玄関に向かうべく歩いていると、小さい少年が

「ひめ~!!」

と私に抱きつ……こうとして、チトセにかかえられた。愛すべきアホの子、魔人のねるまだ。見た目も言動も13歳くらいのそれだが753歳の海神王宮最年長である。

「わああ!?何?なんですか執事長!?」

チトセはねるまを床に座らせ睨みつける。ねるまは私をチラチラ見てくるが私にチトセとめる力はない。

「これが何かわかりますか?」

チトセがねるまにブローチを見せた。ねるまはイタズラ好きだ。昨日執事長室を掃除したのはねるまだし、ねるまがイタズラで隠したと考えるのが妥当だ。普段ならここまで怒らないが大事なものだったのだろう。

「あ!そのブローチ!執事長室の掃除をしているときにほうきを引っ掛けて。棚をひっくり返しちゃって…戻したんだけど、そのブローチだけ場所がわかんなくなっちゃって、だから渡そうと思ったら無くしちゃって…。だからわざとじゃないんだよ!!」

ねるまがそういうとチトセがため息を付く。

「……なるほどそれで資料の順がめちゃくちゃになっていたんですね……」

資料がぐちゃぐちゃになっていたのを直していたらブローチがないことに気づいたらしい。
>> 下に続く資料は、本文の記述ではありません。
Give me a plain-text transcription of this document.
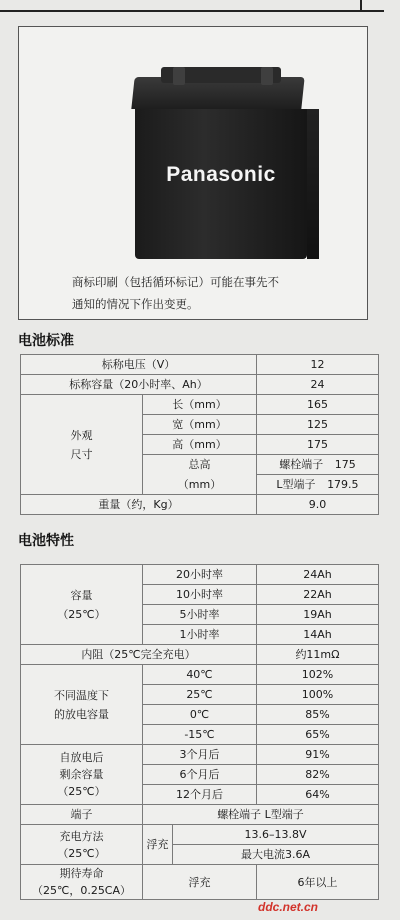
Panasonic
商标印刷（包括循环标记）可能在事先不
通知的情况下作出变更。
电池标准
标称电压（V）		12
标称容量（20小时率、Ah）		24

外观
尺寸	长（mm）	165
	宽（mm）	125
	高（mm）	175
	总高	螺栓端子 175
	（mm）	L型端子 179.5
重量（约，Kg）		9.0
电池特性
容量
（25℃）	20小时率		24Ah
	10小时率		22Ah
	5小时率		19Ah
	1小时率		14Ah
内阻（25℃完全充电）			约11mΩ

不同温度下
的放电容量	40℃		102%
	25℃		100%
	0℃		85%
	-15℃		65%

自放电后
剩余容量
（25℃）	3个月后		91%
	6个月后		82%
	12个月后		64%
端子	螺栓端子 L型端子		

充电方法
（25℃）	浮充	13.6–13.8V	
		最大电流3.6A	

期待寿命
（25℃，0.25CA）	浮充		6年以上
ddc.net.cn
「今回はイタズラではないようなので許します。ですが棚をひっくり返したこと、ブローチを見つけてなくしたことを聞いていませんよ。なくしたのでしたらそれを報告しなさい。これを届けたのはイリスでしたよ。イリスに謝ってお礼を……」

「もういいだろ……」

チトセをとめる。ねるまが泣きそうになっているからだ。ねるまからしたら自分で直し、解決しようとしたのに叱られてわけが分らないだろう。

「ひめ〜」

さっきの響きより悲痛な声でねるまが抱きついてくる。見た目は少年だが700歳を越えた男が私に抱きついたのをチトセはまた叱ろうとしたが、私がねるまを慰めるように抱きしめ返したのを見て、止まる。

しばらく頭をなでてあげるとねるまは笑顔に戻ったのだった。